Given a function that returns True if two instances A and B of some class are the "same", is there an efficient way of to remove duplicates from a list?
My question is general, but the example I have in mind are networkx graphs and the function is networkx.is_isomorphic. Two graphs that have the same shape are said isomorphic, but the attributes of the two networkx.Graph instances can be different. From a list li, I want to get only graphs that have different shapes.
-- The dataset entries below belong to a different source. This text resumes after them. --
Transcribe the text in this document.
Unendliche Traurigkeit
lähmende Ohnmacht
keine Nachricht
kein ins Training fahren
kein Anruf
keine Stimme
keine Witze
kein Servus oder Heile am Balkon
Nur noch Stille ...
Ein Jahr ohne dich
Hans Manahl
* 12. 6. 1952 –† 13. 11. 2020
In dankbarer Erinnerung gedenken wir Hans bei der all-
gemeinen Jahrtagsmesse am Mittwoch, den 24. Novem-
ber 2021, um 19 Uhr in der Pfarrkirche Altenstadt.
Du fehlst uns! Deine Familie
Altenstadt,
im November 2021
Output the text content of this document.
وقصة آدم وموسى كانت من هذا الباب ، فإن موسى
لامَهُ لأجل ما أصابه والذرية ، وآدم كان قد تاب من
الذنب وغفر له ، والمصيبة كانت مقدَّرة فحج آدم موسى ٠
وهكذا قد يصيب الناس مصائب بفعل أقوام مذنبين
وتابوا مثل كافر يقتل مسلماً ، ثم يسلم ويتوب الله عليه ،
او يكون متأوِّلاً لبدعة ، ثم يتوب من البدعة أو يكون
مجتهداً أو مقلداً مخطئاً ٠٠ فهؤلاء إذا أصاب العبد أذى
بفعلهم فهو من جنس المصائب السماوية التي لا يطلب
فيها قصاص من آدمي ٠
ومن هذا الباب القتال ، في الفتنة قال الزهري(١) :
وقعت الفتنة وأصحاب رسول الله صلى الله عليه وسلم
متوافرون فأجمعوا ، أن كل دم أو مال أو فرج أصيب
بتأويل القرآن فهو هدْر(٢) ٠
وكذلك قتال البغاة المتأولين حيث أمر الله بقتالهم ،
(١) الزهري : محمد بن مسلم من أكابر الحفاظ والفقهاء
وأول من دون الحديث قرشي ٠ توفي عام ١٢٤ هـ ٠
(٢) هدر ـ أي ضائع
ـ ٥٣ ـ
A solution I came up with is the following:
def check_isomorphisms(G, new_li):
for H in new_li:
if are_isomorphic(G, H):
return True
return False
def remove_isomorphisms(li):
if li == []:
return li
new_li = [li[0]]
for G in li:
if check_isomorphisms(G, new_li) is True:
continue
else:
new_li.append(G)
return new_li
In the practical example above are_isomorphic = networkx.is_isomorphic, but it is a priori independent of the particular class of objects and the precise definition of isomorphic, as long as there is a function that returns either true or false given two instances.
It is a variation of this question, but in that case two instances are the same if there attributes are the same so hashing was easy, and there was not really a need for optimisation. I'm interested in cases where "the same" is more general.
The solution I came up with works, but scales terribly with the size of the list. For about a list with 1000 elements, it takes about a minute, while it takes half an hour with 4000 elements (working with graphs and graph isomorphisms), while on the other hand building the the original list with duplicates takes a few seconds. Is there a more efficient way of doing this?